I'm not an economist, but I've read enough analysis of construction economic indicators to have formed a couple of guidelines for responding to the numbers:
- Monthly release of government measures of economic performance can be volatile. When the alarming headlines come, remain calm and look for analysis that considers several months' numbers.
- The best economists are careful with monthly numbers. They forecast infrequently so they can look for trends.
So Wells Fargo's analysis of June construction-spending estimates from the Department of Commerce got my attention by pointing out that consensus forecasts for the total value of construction spending put in place have not only missed the mark for three months in a row, but in all three months construction spending dropped while industry watchers expected growth. The clincher: "This divergence begs the question: 'Are we seeing weakness due to volatility, or are we are at a turning point and forecasters are missing the signal?'"

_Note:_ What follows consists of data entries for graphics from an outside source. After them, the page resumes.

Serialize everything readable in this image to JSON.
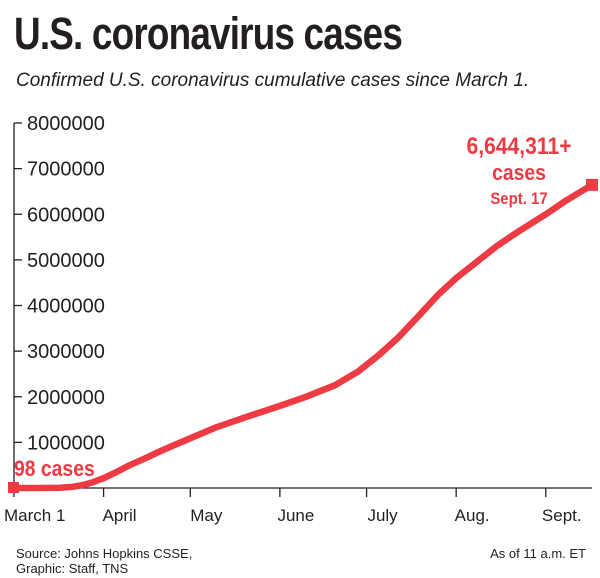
{
  "header": {
    "title": "U.S. coronavirus cases",
    "subtitle": "Confirmed U.S. coronavirus cumulative cases since March 1."
  },
  "footer": {
    "source_line1": "Source: Johns Hopkins CSSE,",
    "source_line2": "Graphic: Staff, TNS",
    "as_of": "As of 11 a.m. ET"
  },
  "colors": {
    "series": "#ee3a43",
    "text": "#231f20"
  },
  "chart_data": {
    "type": "line",
    "title": "U.S. coronavirus cases",
    "subtitle": "Confirmed U.S. coronavirus cumulative cases since March 1.",
    "xlabel": "",
    "ylabel": "",
    "ylim": [
      0,
      8000000
    ],
    "yticks": [
      1000000,
      2000000,
      3000000,
      4000000,
      5000000,
      6000000,
      7000000,
      8000000
    ],
    "ytick_labels": [
      "1000000",
      "2000000",
      "3000000",
      "4000000",
      "5000000",
      "6000000",
      "7000000",
      "8000000"
    ],
    "xlim": [
      "2020-03-01",
      "2020-09-17"
    ],
    "xticks": [
      {
        "date": "2020-03-01",
        "label": "March 1"
      },
      {
        "date": "2020-04-01",
        "label": "April"
      },
      {
        "date": "2020-05-01",
        "label": "May"
      },
      {
        "date": "2020-06-01",
        "label": "June"
      },
      {
        "date": "2020-07-01",
        "label": "July"
      },
      {
        "date": "2020-08-01",
        "label": "Aug."
      },
      {
        "date": "2020-09-01",
        "label": "Sept."
      }
    ],
    "grid": false,
    "series": [
      {
        "points": [
          {
            "date": "2020-03-01",
            "value": 98
          },
          {
            "date": "2020-03-10",
            "value": 1000
          },
          {
            "date": "2020-03-17",
            "value": 6500
          },
          {
            "date": "2020-03-21",
            "value": 25000
          },
          {
            "date": "2020-03-25",
            "value": 68000
          },
          {
            "date": "2020-03-28",
            "value": 120000
          },
          {
            "date": "2020-04-01",
            "value": 215000
          },
          {
            "date": "2020-04-05",
            "value": 336000
          },
          {
            "date": "2020-04-10",
            "value": 500000
          },
          {
            "date": "2020-04-15",
            "value": 640000
          },
          {
            "date": "2020-04-20",
            "value": 790000
          },
          {
            "date": "2020-04-25",
            "value": 930000
          },
          {
            "date": "2020-05-01",
            "value": 1090000
          },
          {
            "date": "2020-05-10",
            "value": 1330000
          },
          {
            "date": "2020-05-20",
            "value": 1550000
          },
          {
            "date": "2020-06-01",
            "value": 1800000
          },
          {
            "date": "2020-06-10",
            "value": 2000000
          },
          {
            "date": "2020-06-20",
            "value": 2250000
          },
          {
            "date": "2020-06-28",
            "value": 2550000
          },
          {
            "date": "2020-07-05",
            "value": 2900000
          },
          {
            "date": "2020-07-12",
            "value": 3300000
          },
          {
            "date": "2020-07-19",
            "value": 3770000
          },
          {
            "date": "2020-07-26",
            "value": 4250000
          },
          {
            "date": "2020-08-01",
            "value": 4600000
          },
          {
            "date": "2020-08-08",
            "value": 4950000
          },
          {
            "date": "2020-08-15",
            "value": 5300000
          },
          {
            "date": "2020-08-22",
            "value": 5600000
          },
          {
            "date": "2020-09-01",
            "value": 6000000
          },
          {
            "date": "2020-09-08",
            "value": 6300000
          },
          {
            "date": "2020-09-17",
            "value": 6644311
          }
        ]
      }
    ],
    "annotations": {
      "start": {
        "date": "2020-03-01",
        "value": 98,
        "text": "98 cases"
      },
      "end": {
        "date": "2020-09-17",
        "value": 6644311,
        "line1": "6,644,311+",
        "line2": "cases",
        "line3": "Sept. 17"
      }
    }
  }
}
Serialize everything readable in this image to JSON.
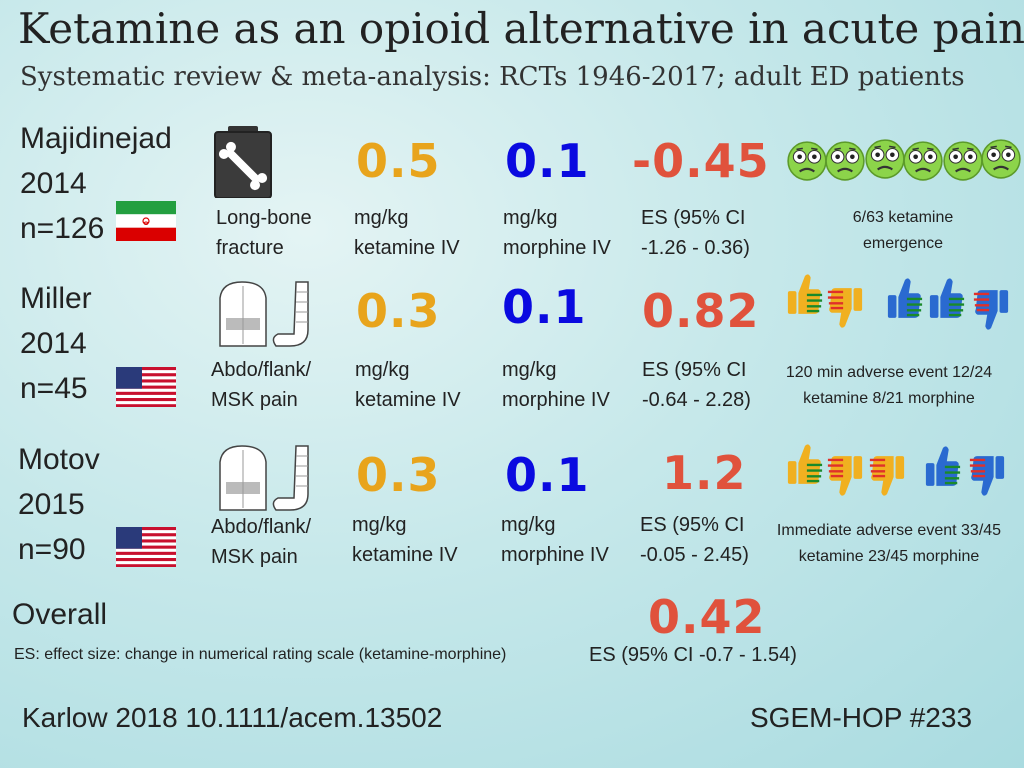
{
  "header": {
    "title": "Ketamine as an opioid alternative in acute pain",
    "subtitle": "Systematic review & meta-analysis: RCTs 1946-2017; adult ED patients"
  },
  "colors": {
    "ketamine_dose": "#e8a41c",
    "morphine_dose": "#0a0ae0",
    "effect_size": "#e0523c"
  },
  "studies": [
    {
      "author": "Majidinejad",
      "year": "2014",
      "n": "n=126",
      "flag": "iran-flag-icon",
      "icon": "bone-xray-icon",
      "condition_line1": "Long-bone",
      "condition_line2": "fracture",
      "ketamine_dose": "0.5",
      "ketamine_unit": "mg/kg",
      "ketamine_route": "ketamine IV",
      "morphine_dose": "0.1",
      "morphine_unit": "mg/kg",
      "morphine_route": "morphine IV",
      "es": "-0.45",
      "ci_line1": "ES (95% CI",
      "ci_line2": "-1.26 - 0.36)",
      "ae_icon": "dizzy-face-icon",
      "ae_line1": "6/63 ketamine",
      "ae_line2": "emergence"
    },
    {
      "author": "Miller",
      "year": "2014",
      "n": "n=45",
      "flag": "us-flag-icon",
      "icon": "torso-and-arm-icon",
      "condition_line1": "Abdo/flank/",
      "condition_line2": "MSK pain",
      "ketamine_dose": "0.3",
      "ketamine_unit": "mg/kg",
      "ketamine_route": "ketamine IV",
      "morphine_dose": "0.1",
      "morphine_unit": "mg/kg",
      "morphine_route": "morphine IV",
      "es": "0.82",
      "ci_line1": "ES (95% CI",
      "ci_line2": "-0.64 - 2.28)",
      "ae_icon": "thumbs-icon",
      "ae_line1": "120 min adverse event 12/24",
      "ae_line2": "ketamine 8/21 morphine"
    },
    {
      "author": "Motov",
      "year": "2015",
      "n": "n=90",
      "flag": "us-flag-icon",
      "icon": "torso-and-arm-icon",
      "condition_line1": "Abdo/flank/",
      "condition_line2": "MSK pain",
      "ketamine_dose": "0.3",
      "ketamine_unit": "mg/kg",
      "ketamine_route": "ketamine IV",
      "morphine_dose": "0.1",
      "morphine_unit": "mg/kg",
      "morphine_route": "morphine IV",
      "es": "1.2",
      "ci_line1": "ES (95% CI",
      "ci_line2": "-0.05 - 2.45)",
      "ae_icon": "thumbs-icon",
      "ae_line1": "Immediate adverse event 33/45",
      "ae_line2": "ketamine 23/45 morphine"
    }
  ],
  "overall": {
    "label": "Overall",
    "es": "0.42",
    "ci": "ES (95% CI -0.7 - 1.54)",
    "definition": "ES: effect size: change in numerical rating scale (ketamine-morphine)"
  },
  "footer": {
    "citation": "Karlow 2018 10.1111/acem.13502",
    "episode": "SGEM-HOP #233"
  }
}
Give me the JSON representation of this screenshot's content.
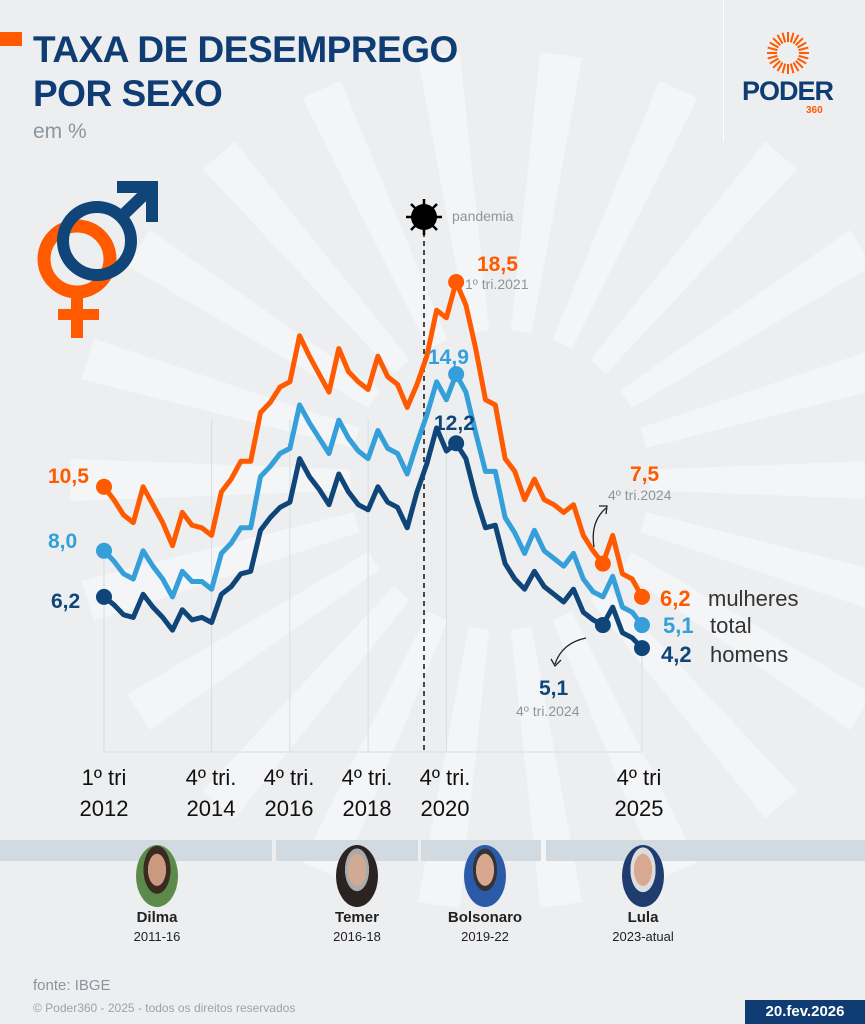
{
  "header": {
    "title_line1": "TAXA DE DESEMPREGO",
    "title_line2": "POR SEXO",
    "subtitle": "em %"
  },
  "logo": {
    "word": "PODER",
    "number": "360"
  },
  "colors": {
    "mulheres": "#ff5a00",
    "total": "#349fd9",
    "homens": "#0f4578",
    "title": "#0f3d73",
    "accent": "#ff5a00"
  },
  "icons": {
    "gender": "male-female-symbols-icon",
    "virus": "virus-icon"
  },
  "chart_data": {
    "type": "line",
    "title": "TAXA DE DESEMPREGO POR SEXO",
    "ylabel": "em %",
    "x_start": "1º tri 2012",
    "x_end": "4º tri 2025",
    "frequency": "quarterly",
    "x_tick_labels": [
      {
        "line1": "1º tri",
        "line2": "2012",
        "index": 0
      },
      {
        "line1": "4º tri.",
        "line2": "2014",
        "index": 11
      },
      {
        "line1": "4º tri.",
        "line2": "2016",
        "index": 19
      },
      {
        "line1": "4º tri.",
        "line2": "2018",
        "index": 27
      },
      {
        "line1": "4º tri.",
        "line2": "2020",
        "index": 35
      },
      {
        "line1": "4º tri",
        "line2": "2025",
        "index": 55
      }
    ],
    "ylim": [
      4,
      19
    ],
    "grid": "vertical at tick labels",
    "series": [
      {
        "name": "mulheres",
        "color": "#ff5a00",
        "values": [
          10.5,
          10.0,
          9.4,
          9.1,
          10.5,
          9.8,
          9.1,
          8.2,
          9.5,
          9.0,
          8.9,
          8.6,
          10.3,
          10.8,
          11.5,
          11.5,
          13.4,
          13.8,
          14.4,
          14.6,
          16.4,
          15.6,
          14.9,
          14.2,
          15.9,
          15.0,
          14.6,
          14.3,
          15.6,
          14.8,
          14.5,
          13.6,
          14.5,
          15.6,
          17.4,
          17.1,
          18.5,
          17.6,
          15.9,
          13.9,
          13.7,
          11.6,
          11.1,
          10.0,
          10.8,
          10.0,
          9.8,
          9.5,
          9.8,
          8.6,
          8.0,
          7.5,
          8.6,
          7.1,
          6.9,
          6.2
        ]
      },
      {
        "name": "total",
        "color": "#349fd9",
        "values": [
          8.0,
          7.6,
          7.1,
          6.9,
          8.0,
          7.4,
          6.9,
          6.2,
          7.2,
          6.8,
          6.8,
          6.5,
          7.9,
          8.3,
          8.9,
          8.9,
          10.9,
          11.3,
          11.8,
          12.0,
          13.7,
          13.0,
          12.4,
          11.8,
          13.1,
          12.4,
          11.9,
          11.6,
          12.7,
          12.0,
          11.8,
          11.0,
          12.2,
          13.3,
          14.6,
          13.9,
          14.9,
          14.2,
          12.6,
          11.1,
          11.1,
          9.3,
          8.7,
          7.9,
          8.8,
          8.0,
          7.7,
          7.4,
          7.9,
          6.9,
          6.4,
          6.2,
          7.0,
          5.8,
          5.6,
          5.1
        ]
      },
      {
        "name": "homens",
        "color": "#0f4578",
        "values": [
          6.2,
          5.9,
          5.5,
          5.4,
          6.3,
          5.8,
          5.4,
          4.9,
          5.7,
          5.3,
          5.4,
          5.2,
          6.3,
          6.6,
          7.1,
          7.2,
          8.8,
          9.3,
          9.7,
          9.9,
          11.6,
          10.9,
          10.4,
          9.8,
          11.0,
          10.3,
          9.8,
          9.6,
          10.5,
          9.9,
          9.7,
          8.9,
          10.3,
          11.4,
          12.8,
          11.9,
          12.2,
          11.6,
          10.1,
          8.9,
          9.0,
          7.5,
          6.9,
          6.5,
          7.2,
          6.6,
          6.3,
          6.0,
          6.5,
          5.6,
          5.3,
          5.1,
          5.8,
          4.8,
          4.6,
          4.2
        ]
      }
    ],
    "annotations": {
      "start_mulheres": "10,5",
      "start_total": "8,0",
      "start_homens": "6,2",
      "peak_mulheres": {
        "value": "18,5",
        "period": "1º tri.2021"
      },
      "peak_total": "14,9",
      "peak_homens": "12,2",
      "q4_2024_mulheres": {
        "value": "7,5",
        "period": "4º tri.2024"
      },
      "q4_2024_homens": {
        "value": "5,1",
        "period": "4º tri.2024"
      },
      "end_mulheres": "6,2",
      "end_total": "5,1",
      "end_homens": "4,2",
      "pandemia": "pandemia"
    },
    "legend": {
      "mulheres": "mulheres",
      "total": "total",
      "homens": "homens",
      "placement": "right, at line ends"
    }
  },
  "presidents": [
    {
      "name": "Dilma",
      "years": "2011-16"
    },
    {
      "name": "Temer",
      "years": "2016-18"
    },
    {
      "name": "Bolsonaro",
      "years": "2019-22"
    },
    {
      "name": "Lula",
      "years": "2023-atual"
    }
  ],
  "footer": {
    "source": "fonte: IBGE",
    "copyright": "© Poder360 - 2025 - todos os direitos reservados",
    "date": "20.fev.2026"
  }
}
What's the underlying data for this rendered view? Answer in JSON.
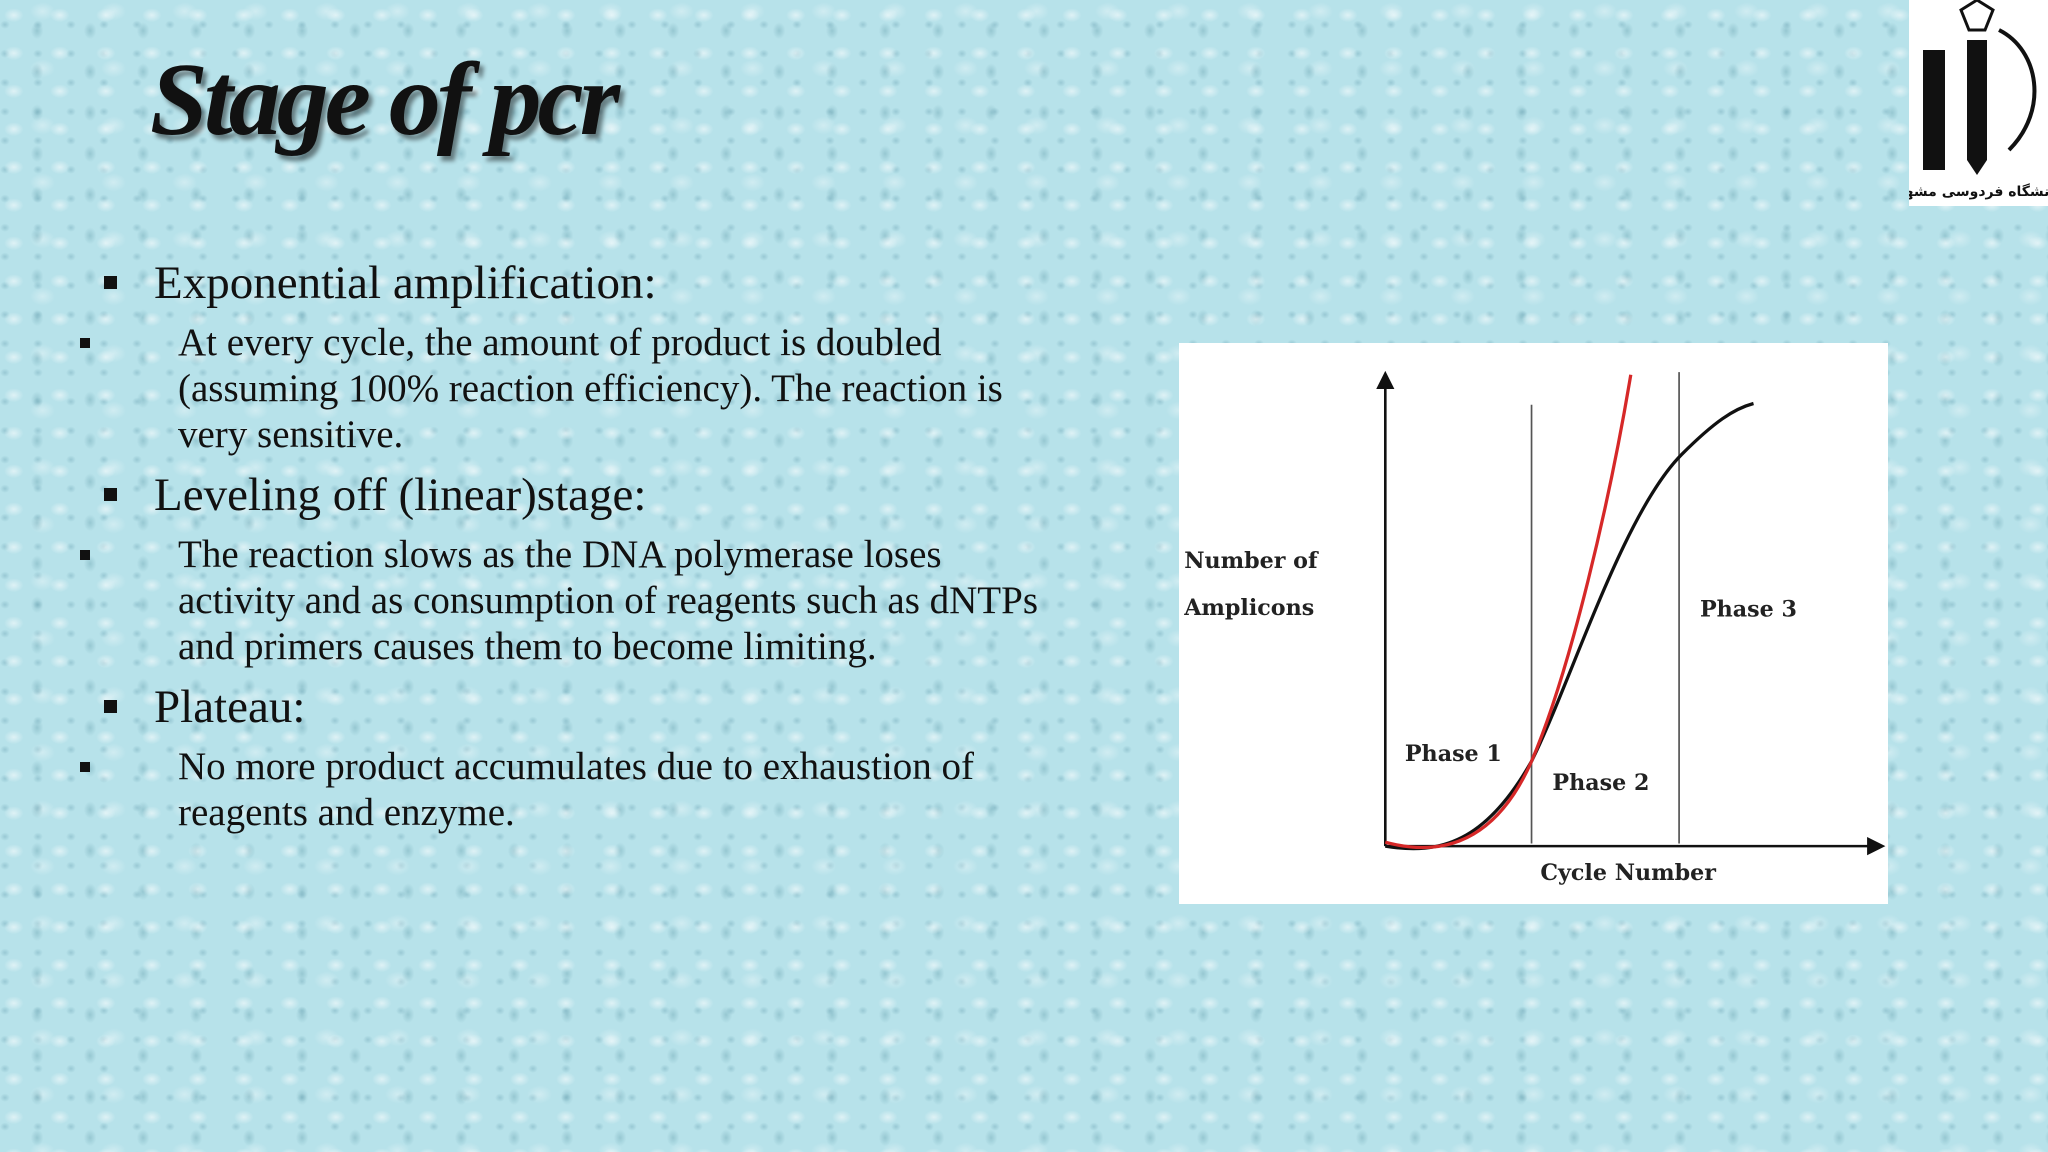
{
  "title": "Stage of pcr",
  "bullets": [
    {
      "heading": "Exponential amplification:",
      "points": [
        "At every cycle, the amount of product is doubled (assuming 100% reaction efficiency). The reaction is very sensitive."
      ]
    },
    {
      "heading": "Leveling off (linear)stage:",
      "points": [
        "The reaction slows as the DNA polymerase loses activity and as consumption of reagents such as dNTPs and  primers causes them to become limiting."
      ]
    },
    {
      "heading": "Plateau:",
      "points": [
        " No more product accumulates due to  exhaustion of reagents and enzyme."
      ]
    }
  ],
  "figure": {
    "y_label": [
      "Number of",
      "Amplicons"
    ],
    "x_label": "Cycle Number",
    "phases": [
      "Phase 1",
      "Phase 2",
      "Phase 3"
    ]
  },
  "logo": {
    "text": "دانشگاه فردوسی مشهد"
  }
}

One of the ways I assuage monthly report panic is to average several recent monthly numbers and compare them to the same months in the previous year. For example:
- The average of monthly estimates of the value of total US construction put in place in the first half of this year is 6.9% greater than in the first half of 2015
- Spending on private construction averaged 8.4% better than the first half of 2015
- Spending on public construction averaged 2.6% better than the first half of 2015
But Wells Fargo raises its question because of the results of the second quarter of 2016. And there the difference between last year and this one narrows significantly:
- The average of monthly estimates of the value of total US construction put in place in April, May and June is 2.7% greater than in the first half of 2015
- Spending on private construction averaged 4.7% better than the first half of 2015
- Spending on public construction averaged 2.9% below the first half of 2015
Still no emergency. But we've just been handed the third sub-1%-growth estimate of quarterly GDP in a row. Consumer spending is one of very few bright spots in the economy overall. And we're seven years into this economic cycle.
Don't underestimate the fact that this is one of the most unique economic cycles this country has ever experienced. Recovering from the Great Recession is not likely to follow any script.
If you're not already, this is a good time to start keeping an eye on monthly economic indicators.